Foxwoods says it will meet PGCB deadline

Sept. 29

By Kellie Patrick Gates
For PlanPhilly

Foxwoods Casino officials say they will make their first Pennsylvania Gaming Control Board deadline later this week.

By Thursday, Oct. 1, Foxwoods must submit three reports to the PGCB’s Bureau of Investigations and Enforcement.

Casino officials must not only describe their efforts to develop a Columbus Boulevard facility with at least 1,500 slot machines, but detail their efforts and progress toward financing that casino. Foxwoods must also submit a list of all outstanding licenses, certifications and permits they need from federal, state, county, local and other agencies, and provide a progress report on the status of each of them.

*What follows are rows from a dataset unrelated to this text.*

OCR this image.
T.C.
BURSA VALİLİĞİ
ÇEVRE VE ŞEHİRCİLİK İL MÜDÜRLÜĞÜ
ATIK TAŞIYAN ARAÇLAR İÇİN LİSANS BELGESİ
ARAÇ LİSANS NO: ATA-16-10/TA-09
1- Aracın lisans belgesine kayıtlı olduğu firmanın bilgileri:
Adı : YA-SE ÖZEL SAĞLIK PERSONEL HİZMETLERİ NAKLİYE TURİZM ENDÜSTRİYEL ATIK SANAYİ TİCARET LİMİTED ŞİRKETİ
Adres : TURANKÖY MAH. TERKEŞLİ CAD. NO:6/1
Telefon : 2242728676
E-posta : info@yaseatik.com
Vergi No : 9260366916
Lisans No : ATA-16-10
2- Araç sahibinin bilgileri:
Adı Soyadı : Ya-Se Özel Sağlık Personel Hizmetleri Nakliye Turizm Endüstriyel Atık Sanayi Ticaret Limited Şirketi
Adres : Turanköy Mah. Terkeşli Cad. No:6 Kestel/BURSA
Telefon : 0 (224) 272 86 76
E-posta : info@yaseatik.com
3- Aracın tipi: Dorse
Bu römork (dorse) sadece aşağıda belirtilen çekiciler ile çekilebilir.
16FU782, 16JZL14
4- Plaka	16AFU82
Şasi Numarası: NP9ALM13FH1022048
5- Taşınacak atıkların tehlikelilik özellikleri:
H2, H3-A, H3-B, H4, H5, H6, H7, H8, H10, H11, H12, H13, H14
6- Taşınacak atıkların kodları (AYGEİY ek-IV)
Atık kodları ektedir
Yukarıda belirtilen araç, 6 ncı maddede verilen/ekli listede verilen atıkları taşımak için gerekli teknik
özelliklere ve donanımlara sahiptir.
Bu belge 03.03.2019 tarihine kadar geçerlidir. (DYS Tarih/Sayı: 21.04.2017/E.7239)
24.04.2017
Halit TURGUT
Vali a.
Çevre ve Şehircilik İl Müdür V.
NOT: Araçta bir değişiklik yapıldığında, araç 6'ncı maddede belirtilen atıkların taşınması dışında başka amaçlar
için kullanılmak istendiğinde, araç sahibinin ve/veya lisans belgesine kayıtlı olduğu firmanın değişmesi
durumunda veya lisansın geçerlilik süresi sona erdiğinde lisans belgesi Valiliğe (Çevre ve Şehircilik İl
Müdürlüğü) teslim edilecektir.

“We’re going to comply with every responsibility we have with the Gaming Control Board,” Foxwoods spokeswoman Maureen Garrity said after talking to Brian Ford, CEO of Foxwoods’ local team of investors. Garrity said Ford wasn’t willing to “pre-empt” Foxwood’s submission to the board by discussing it with anyone from the media ahead of time.

Richard McGarvey, a spokesman for the PGCB, said the board is paying attention to the deadline – the first of a series of deadlines and conditions that body tied to the two-year license extension it granted Foxwoods in August.

“If they should miss filing a report our Chief Enforcement Council would then have to decide if some enforcement action should be taken against Foxwoods and make a recommendation to the seven- member board for their consideration,” McGarvey said in an email.

McGarvey said the range of potential enforcement actions depends on what Foxwoods submits, “so I can not speculate on the possibility of what might take place, if needed.”

Last month, another Gaming Control Board spokesman, Doug Harbach, said the PBCB’s focus was on getting Foxwoods operating on time, and it was too early to suppose what, exactly, would happen if their license was revoked.

What is certain, he said, is that should any of the state’s slot licenses be rescinded, the board would re-issue the license through a public process.

The Gaming Control Board isn’t the only entity eager to see what Foxwoods plans to do. The City of Philadelphia has been waiting for input from Foxwoods for more than a year – ever since the casino agreed to move off the waterfront and onto Market Street. That plan never came, and now it never will – Foxwoods never formally requested a change in license venue from the PGCB, and in their extension-granting ruling, the board ordered them to build on the waterfront.

Now, the city wants to discuss what Foxwoods has in mind for an interim facility, to be open by May 29, 2011. “We just sent them a letter saying we’re here when you’re ready to talk,” Alan Greenberger, executive director of the city planning commission, said at a meeting last week.

City officials have never liked Foxwoods’ site at the corner of Columbus and Reed, with traffic being a chief concern. They were thrilled when Foxwoods said it would move to the former Strawbridge site, a location that is better served by public transportation and which they hoped would help boost the lagging Market East corridor. But, Greenberger said, “we can’t break the law.”  And the State Supreme Court has ordered the city to give Foxwoods permits for the South Philadelphia site.

But should Foxwoods fail to keep its license, Greenberger said, he hopes the Gaming Control Board “would talk to us about location.”